UTF: Cheap Way to Invest in Global Infrastructure

Cohen and Steers Infrastructure Fund (ticker:UTF) is selling at an attractive discount to NAV and is an attractive way to invest in global infrastructure companies- utilities, pipelines, toll roads, railroads, airports, ports etc. The fund is well diversified and owns 150 securities. A managed quarterly distribution of $0.24 a share has been paid over the last year equivalent to about a 6% distribution yield. The distributions have included $0.032 return of capital.

On January 1, 2010, UTF changed its name from “Cohen and Steers Select Utility Fund” to “Cohen and Steers Infrastructure Fund”, at the same time changing its mandate to invest at least 80% of its managed assets in securities issued by infrastructure companies and its benchmark to the UBS Global 50/50 Infrastructure and Utilities Index.

The fund uses leverage to enhance its yield. Leverage represents about 37% of managed assets. It has access to variable rate debt of 1.3%, but then uses interest rate swap transactions to convert part of this into fixed rate debt. They have locked in 41% of their borrowings at an average fixed rate of 3.4% for three more years. Locking in a significant portion of the Fund’s leverage cost protects the dividend paying ability of the fund and offers some protection from future increases in short term interest rates.

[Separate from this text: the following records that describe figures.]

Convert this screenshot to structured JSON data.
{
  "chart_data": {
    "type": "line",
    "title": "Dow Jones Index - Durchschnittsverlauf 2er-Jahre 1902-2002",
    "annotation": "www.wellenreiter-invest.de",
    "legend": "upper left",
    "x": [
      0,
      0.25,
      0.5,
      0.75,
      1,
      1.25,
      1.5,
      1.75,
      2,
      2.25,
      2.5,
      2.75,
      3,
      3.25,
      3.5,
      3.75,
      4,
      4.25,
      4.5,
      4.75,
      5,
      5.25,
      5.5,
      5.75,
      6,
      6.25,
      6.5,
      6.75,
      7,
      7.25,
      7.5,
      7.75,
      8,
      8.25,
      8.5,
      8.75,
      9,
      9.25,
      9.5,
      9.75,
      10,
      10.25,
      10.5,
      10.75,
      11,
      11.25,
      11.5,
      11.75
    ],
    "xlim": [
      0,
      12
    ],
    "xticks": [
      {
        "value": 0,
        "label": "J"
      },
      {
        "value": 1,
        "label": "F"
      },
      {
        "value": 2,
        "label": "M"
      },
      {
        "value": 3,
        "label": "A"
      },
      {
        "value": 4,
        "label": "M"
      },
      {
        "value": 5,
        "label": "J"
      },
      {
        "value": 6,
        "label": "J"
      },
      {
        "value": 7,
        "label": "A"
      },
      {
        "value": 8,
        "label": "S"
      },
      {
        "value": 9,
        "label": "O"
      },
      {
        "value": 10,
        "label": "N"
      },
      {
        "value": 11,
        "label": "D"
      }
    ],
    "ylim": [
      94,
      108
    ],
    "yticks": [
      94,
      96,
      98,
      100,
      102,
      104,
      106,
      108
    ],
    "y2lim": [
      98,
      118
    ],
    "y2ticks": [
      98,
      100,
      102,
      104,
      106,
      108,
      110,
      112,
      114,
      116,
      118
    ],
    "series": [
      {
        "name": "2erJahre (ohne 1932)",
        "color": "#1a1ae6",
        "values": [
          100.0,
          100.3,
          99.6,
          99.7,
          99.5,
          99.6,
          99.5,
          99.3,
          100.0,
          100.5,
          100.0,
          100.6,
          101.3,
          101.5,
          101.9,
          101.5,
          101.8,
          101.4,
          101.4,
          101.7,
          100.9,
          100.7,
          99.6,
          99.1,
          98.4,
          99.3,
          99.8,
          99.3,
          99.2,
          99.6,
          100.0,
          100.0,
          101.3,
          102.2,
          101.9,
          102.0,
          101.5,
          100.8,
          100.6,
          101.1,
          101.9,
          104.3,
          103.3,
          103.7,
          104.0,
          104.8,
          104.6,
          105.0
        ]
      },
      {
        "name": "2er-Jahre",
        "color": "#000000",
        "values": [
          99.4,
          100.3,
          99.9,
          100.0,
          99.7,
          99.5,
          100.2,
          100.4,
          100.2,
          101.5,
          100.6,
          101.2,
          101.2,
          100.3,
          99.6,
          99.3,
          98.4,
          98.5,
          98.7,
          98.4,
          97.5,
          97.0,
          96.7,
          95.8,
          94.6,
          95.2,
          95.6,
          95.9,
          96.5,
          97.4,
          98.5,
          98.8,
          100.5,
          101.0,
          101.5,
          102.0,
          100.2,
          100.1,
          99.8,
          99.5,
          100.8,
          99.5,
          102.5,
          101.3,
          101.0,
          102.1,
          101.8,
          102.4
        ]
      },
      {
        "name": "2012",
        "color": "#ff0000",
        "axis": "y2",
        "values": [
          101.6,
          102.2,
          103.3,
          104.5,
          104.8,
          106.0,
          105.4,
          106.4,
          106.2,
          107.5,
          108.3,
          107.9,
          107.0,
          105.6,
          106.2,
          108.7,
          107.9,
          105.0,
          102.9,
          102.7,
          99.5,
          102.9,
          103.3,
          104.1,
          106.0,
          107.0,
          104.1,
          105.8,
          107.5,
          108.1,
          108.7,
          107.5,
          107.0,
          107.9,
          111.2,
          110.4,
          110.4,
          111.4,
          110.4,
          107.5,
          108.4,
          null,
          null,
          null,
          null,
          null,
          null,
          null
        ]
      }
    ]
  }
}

Here are some recent stats on UTF:

Ticker:UTF   Cohen and Steers Infrastructure Fund

  • Total Net Assets= 1.2 Billion
  • Expense ratio= 1.04%      Common Share Expense Ratio: 1.68%       
  • Discount to NAV= -13.32%
  • Distribution rate: 6.28% (quarterly dividends)
  • Leverage: 37%
  • Turnover Ratio: 113% (annualized)

Full Disclosure: Long UTF.


2 responses to “UTF: Cheap Way to Invest in Global Infrastructure

  1. Closed-end_Trader

    Although I usually agree with your picks, your timing on this one could be better. On 3/16/10 there was a merger of RTU into UTF. Prior to the merger there was a 6% spread. Now the arbiteues will be agressively selling UTF to unwind their positions. It was difficult to borrow shares to short UTF prior to the merger, and if possible, the borrow indicative rate was over 40%. The spread even one day prior to the merger was 2%. Prior to the merger on 3/15 the discount was 11.12. after the merger the discount increased to 12.45, 13.32, 13.26 on next 3 days. If the discount widens to 15-16% the 1 year low it would again be time to accumulate shares in my opinion. Consider MGU Macquare Glb Infrasture fund at a 16.2% discount as an alternative. Note: I held a long position in RTU prior to the merger and have completely liqudated my position in UTF after the conversion. I have no position in MGU.

  2. Hi Closedendtrader:
    You may be right that the discount will widen even more. There may be other holders of RTU that still want to sell UTF.
    But last month (Feb 25) the UTF discount was only 9.64%, so it has already widened by four percent. If the discount widens even more, I would add to my position.
    MGU looks decent, but traditionally sells at a wider discount to NAV than UTF (it has a lower distribution rate). The discount was over 17% just a few weeks ago, and may be a good buy if it reaches those levels again.